The University’s telehealth track record dates back to 1974, when physician Jay Sanders won a Westinghouse grant to complete one of the first telemedicine pilots with the prison system and Jackson Memorial Hospital using microwave technology.

“There are many uses for telemedicine in the prison system,” Burdick explains, citing the expense and escape risk of transporting prisoners.

The 1990s brought the Internet, the digital camera, and decreasing telecommunications costs. Codec technology (short for “coder-decoder”) provided a way to compress and decompress audio and video, allowing live audio or video clips to be broadcast over broadband Internet.

In 1994 the University installed live videoconferencing technology at Martin Luther King Jr. Clinica Campesina, enabling University of Miami physicians to see and treat migrant patients in Homestead, Florida, without the two-hour commute. The University also entered into teleradiology contracts with U.S. Customs to read abdominal X-rays of suspected drug smugglers.

Using the store-and-forward system, the Miller School’s teledermatology consults also have provided care to military personnel and their dependents at 31 bases in 17 states in the U.S. Army’s Great Plains Regional Medical Command. Senior residents write the draft diagnoses and recommendations, which are then reviewed and edited by attending dermatology faculty. Since 2006 the program has provided more than 2,000 consultations.

Telehealth is becoming a powerful educational tool. “Typically when I work with residents, they enter the patient’s room alone to greet them,” explains Connelly. “With telehealth, I can see how they interact with the patient, perform the exam through the use of the prompter [the nurse practitioner on site], and take the patient’s history.”

The technology already is being used for some UM grand rounds, lectures, and meetings and will soon expand throughout South Florida. “It’s amazing how rapidly the videoconferencing infrastructure has expanded through the University of Miami Health System and partner sites,” observes Tom Brewer, the director of telehealth operations. Before joining the UM telehealth team in October 2007, he was director of telemedicine for St. Vincent Hospital and Health System in Billings, Montana, where he developed and managed an extensive videoconferencing network.

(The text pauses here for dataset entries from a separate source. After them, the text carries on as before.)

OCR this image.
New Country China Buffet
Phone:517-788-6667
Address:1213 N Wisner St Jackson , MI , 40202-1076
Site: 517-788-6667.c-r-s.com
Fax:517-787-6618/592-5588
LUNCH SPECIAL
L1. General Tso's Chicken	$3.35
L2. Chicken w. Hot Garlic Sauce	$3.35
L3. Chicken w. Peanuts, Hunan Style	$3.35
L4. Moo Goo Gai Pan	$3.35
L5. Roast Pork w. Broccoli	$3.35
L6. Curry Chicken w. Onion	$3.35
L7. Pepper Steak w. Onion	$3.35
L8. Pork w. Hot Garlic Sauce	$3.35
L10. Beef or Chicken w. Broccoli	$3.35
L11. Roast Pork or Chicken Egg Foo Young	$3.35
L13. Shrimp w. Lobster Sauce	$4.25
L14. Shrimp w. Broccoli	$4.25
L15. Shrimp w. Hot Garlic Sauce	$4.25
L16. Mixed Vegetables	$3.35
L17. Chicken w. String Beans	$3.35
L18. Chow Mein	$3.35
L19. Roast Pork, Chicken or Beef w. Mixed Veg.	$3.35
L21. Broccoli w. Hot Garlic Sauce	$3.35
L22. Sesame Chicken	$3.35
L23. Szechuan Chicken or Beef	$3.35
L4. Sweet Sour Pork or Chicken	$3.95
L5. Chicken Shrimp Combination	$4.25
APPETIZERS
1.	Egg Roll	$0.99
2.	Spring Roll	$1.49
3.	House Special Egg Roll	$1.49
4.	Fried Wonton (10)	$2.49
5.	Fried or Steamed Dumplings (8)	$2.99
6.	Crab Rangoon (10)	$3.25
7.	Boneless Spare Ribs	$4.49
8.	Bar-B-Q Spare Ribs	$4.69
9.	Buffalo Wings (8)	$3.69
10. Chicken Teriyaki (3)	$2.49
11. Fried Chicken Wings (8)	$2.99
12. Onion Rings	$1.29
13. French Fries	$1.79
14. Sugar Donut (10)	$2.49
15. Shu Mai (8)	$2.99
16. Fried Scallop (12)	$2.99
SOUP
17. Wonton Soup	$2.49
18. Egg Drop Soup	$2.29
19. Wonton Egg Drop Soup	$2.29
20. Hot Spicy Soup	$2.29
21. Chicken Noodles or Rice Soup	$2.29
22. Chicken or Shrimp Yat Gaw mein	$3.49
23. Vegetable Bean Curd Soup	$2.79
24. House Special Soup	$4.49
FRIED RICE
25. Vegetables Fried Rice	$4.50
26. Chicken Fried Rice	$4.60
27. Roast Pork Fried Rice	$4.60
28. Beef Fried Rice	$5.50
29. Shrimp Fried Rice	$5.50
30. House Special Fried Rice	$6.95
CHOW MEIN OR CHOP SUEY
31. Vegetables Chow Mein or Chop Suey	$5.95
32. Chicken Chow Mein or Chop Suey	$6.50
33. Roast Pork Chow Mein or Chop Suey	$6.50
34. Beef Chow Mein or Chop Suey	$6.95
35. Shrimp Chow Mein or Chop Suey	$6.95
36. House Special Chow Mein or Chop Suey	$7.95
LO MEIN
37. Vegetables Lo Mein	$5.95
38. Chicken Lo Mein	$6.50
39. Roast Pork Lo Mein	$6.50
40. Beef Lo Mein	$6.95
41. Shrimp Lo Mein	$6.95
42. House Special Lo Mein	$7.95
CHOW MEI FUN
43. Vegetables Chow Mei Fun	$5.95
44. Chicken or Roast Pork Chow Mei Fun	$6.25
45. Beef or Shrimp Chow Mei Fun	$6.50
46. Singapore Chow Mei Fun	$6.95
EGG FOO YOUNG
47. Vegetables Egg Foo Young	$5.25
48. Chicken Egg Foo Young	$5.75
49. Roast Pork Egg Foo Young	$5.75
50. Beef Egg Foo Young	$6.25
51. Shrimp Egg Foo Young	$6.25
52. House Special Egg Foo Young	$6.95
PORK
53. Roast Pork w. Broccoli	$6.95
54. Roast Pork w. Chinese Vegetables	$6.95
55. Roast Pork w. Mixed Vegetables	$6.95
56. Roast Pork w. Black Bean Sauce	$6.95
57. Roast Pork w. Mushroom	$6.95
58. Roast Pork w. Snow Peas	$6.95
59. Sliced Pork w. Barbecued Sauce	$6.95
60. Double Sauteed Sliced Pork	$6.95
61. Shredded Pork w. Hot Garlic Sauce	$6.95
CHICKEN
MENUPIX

He sees parallels in rural and urban telehealth benefits. “Access and convenience of health services can be greatly improved,” he says. “The geographic barriers are different, but equally daunting—whether I need to navigate snow-covered roads in Montana or I-95 during rush hour in South Florida.”

Developed several years ago by the University of Miami and the Universidad Autónoma de Nuevo León in Monterrey, Mexico, a series of academic videoconferences for interactive health care lectures and grand rounds in dermatology and plastic surgery are still taking place today. Burdick recently received a grant from the American Academy of Dermatology to expand the Monterrey, Mexico, program to a number of sites worldwide.

The University plays an equally valuable role in researching and developing telehealth applications and technologies. “Research and development in telehealth requires interdisciplinary ap­proaches that will involve scientists and engineers from across the UM enterprise,” notes Simmons. “It includes technology development, health communications, human factors, health economics, and health services research.”

Burdick adds that “crucial policy changes will be catalyzed via better evidence of telehealth’s clinical, economic, and societal benefits.”

So, what’s the future of telehealth? “Look at the effect of the Internet on other industries,” says Simmons. “We have become 24/7 consumers of information, products, and services. We want to get what we want, where and when we want it. Until now, we have not demanded this level of service from health care. As people learn about telehealth, we expect that to change rapidly.”

The Miller School telehealth team plans to be at the forefront of that change.

LISA SEDELNIK, M.A. ’00, is a freelance writer in Coral Gables, Florida.